And how far is that exactly? It's almost beyond imagining. Space, you see, is just enormous—just enormous. Let's imagine, for purposes of edification and entertainment, that we are about to go on a journey by rocketship. We won't go terribly far—just to the edge of our own solar system—but we need to get a fix on how big a place space is and what a small part of it we occupy.
Now the bad news, I'm afraid, is that we won't be home for supper. Even at the speed of light, it would take seven hours to get to Pluto. But of course we can't travel at anything like that speed. We'll have to go at the speed of a spaceship, and these are rather more lumbering. The best speeds yet achieved by any human object are those of the Voyager 1 and 2 spacecraft, which are now flying away from us at about thirty-five thousand miles an hour.
The reason the Voyager craft were launched when they were (in August and September 1977) was that Jupiter, Saturn, Uranus, and Neptune were aligned in a way that happens only once every 175 years.

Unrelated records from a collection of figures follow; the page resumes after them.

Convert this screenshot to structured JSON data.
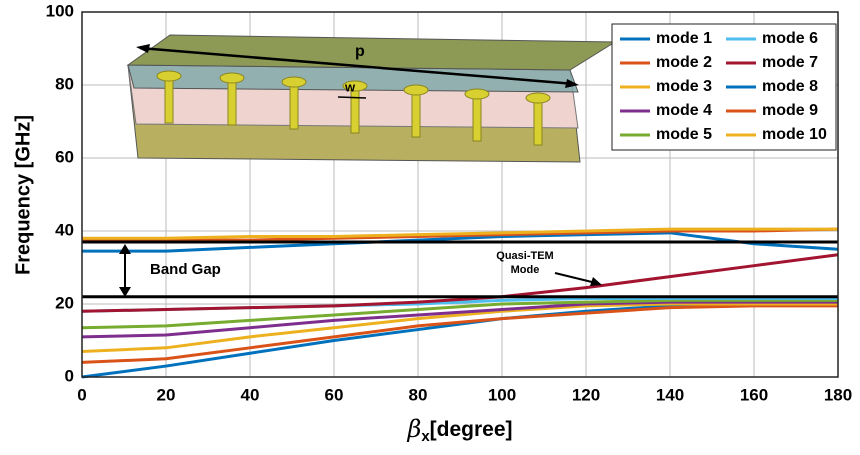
{
  "chart_data": {
    "type": "line",
    "ylabel": "Frequency [GHz]",
    "xlabel": [
      "β",
      "x",
      "[degree]"
    ],
    "x": [
      0,
      20,
      40,
      60,
      80,
      100,
      120,
      140,
      160,
      180
    ],
    "xlim": [
      0,
      180
    ],
    "xticks": [
      0,
      20,
      40,
      60,
      80,
      100,
      120,
      140,
      160,
      180
    ],
    "ylim": [
      0,
      100
    ],
    "yticks": [
      0,
      20,
      40,
      60,
      80,
      100
    ],
    "grid": true,
    "legend": "upper right",
    "series": [
      {
        "name": "mode 1",
        "color": "#0072bd",
        "values": [
          0,
          3,
          6.5,
          10,
          13,
          16,
          18,
          19.5,
          20,
          20
        ]
      },
      {
        "name": "mode 2",
        "color": "#d95319",
        "values": [
          4,
          5,
          8,
          11,
          14,
          16,
          17.5,
          19,
          19.5,
          19.5
        ]
      },
      {
        "name": "mode 3",
        "color": "#edb120",
        "values": [
          7,
          8,
          11,
          13.5,
          16,
          18,
          19.5,
          20,
          20,
          20
        ]
      },
      {
        "name": "mode 4",
        "color": "#7e2f8e",
        "values": [
          11,
          11.5,
          13.5,
          15.5,
          17,
          18.5,
          20,
          20.5,
          20.5,
          20.5
        ]
      },
      {
        "name": "mode 5",
        "color": "#77ac30",
        "values": [
          13.5,
          14,
          15.5,
          17,
          18.5,
          20,
          20.5,
          21,
          21,
          21
        ]
      },
      {
        "name": "mode 6",
        "color": "#4dbeee",
        "values": [
          18,
          18.5,
          19,
          19.5,
          20,
          21,
          21.5,
          21.5,
          21.5,
          21.5
        ]
      },
      {
        "name": "mode 7",
        "color": "#a2142f",
        "values": [
          18,
          18.5,
          19,
          19.5,
          20.5,
          22,
          24.5,
          27.5,
          30.5,
          33.5
        ]
      },
      {
        "name": "mode 8",
        "color": "#0072bd",
        "values": [
          34.5,
          34.5,
          35.5,
          36.5,
          37.5,
          38.5,
          39,
          39.5,
          36.5,
          35
        ]
      },
      {
        "name": "mode 9",
        "color": "#d95319",
        "values": [
          37.5,
          37.5,
          37.5,
          38,
          38.5,
          39,
          39.5,
          40,
          40,
          40.5
        ]
      },
      {
        "name": "mode 10",
        "color": "#edb120",
        "values": [
          38,
          38,
          38.5,
          38.5,
          39,
          39.5,
          40,
          40.5,
          40.5,
          40.5
        ]
      }
    ],
    "reference_lines": [
      22,
      37
    ],
    "annotations": [
      "Band Gap",
      "Quasi-TEM",
      "Mode"
    ],
    "inset_labels": [
      "p",
      "w"
    ]
  }
}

This enabled the two Voyagers to use a "gravity assist" technique in which the craft were successively flung from one gassy giant to the next in a kind of cosmic version of "crack the whip." Even so, it took them nine years to reach Uranus and a dozen to cross the orbit of Pluto.
The good news is that if we wait until January 2006 (which is when NASA's New Horizons spacecraft is tentatively scheduled to depart for Pluto) we can take advantage of favorable Jovian positioning, plus some advances in technology, and get there in only a decade or so—though getting home again will take rather longer, I'm afraid. At all events, it's going to be a long trip.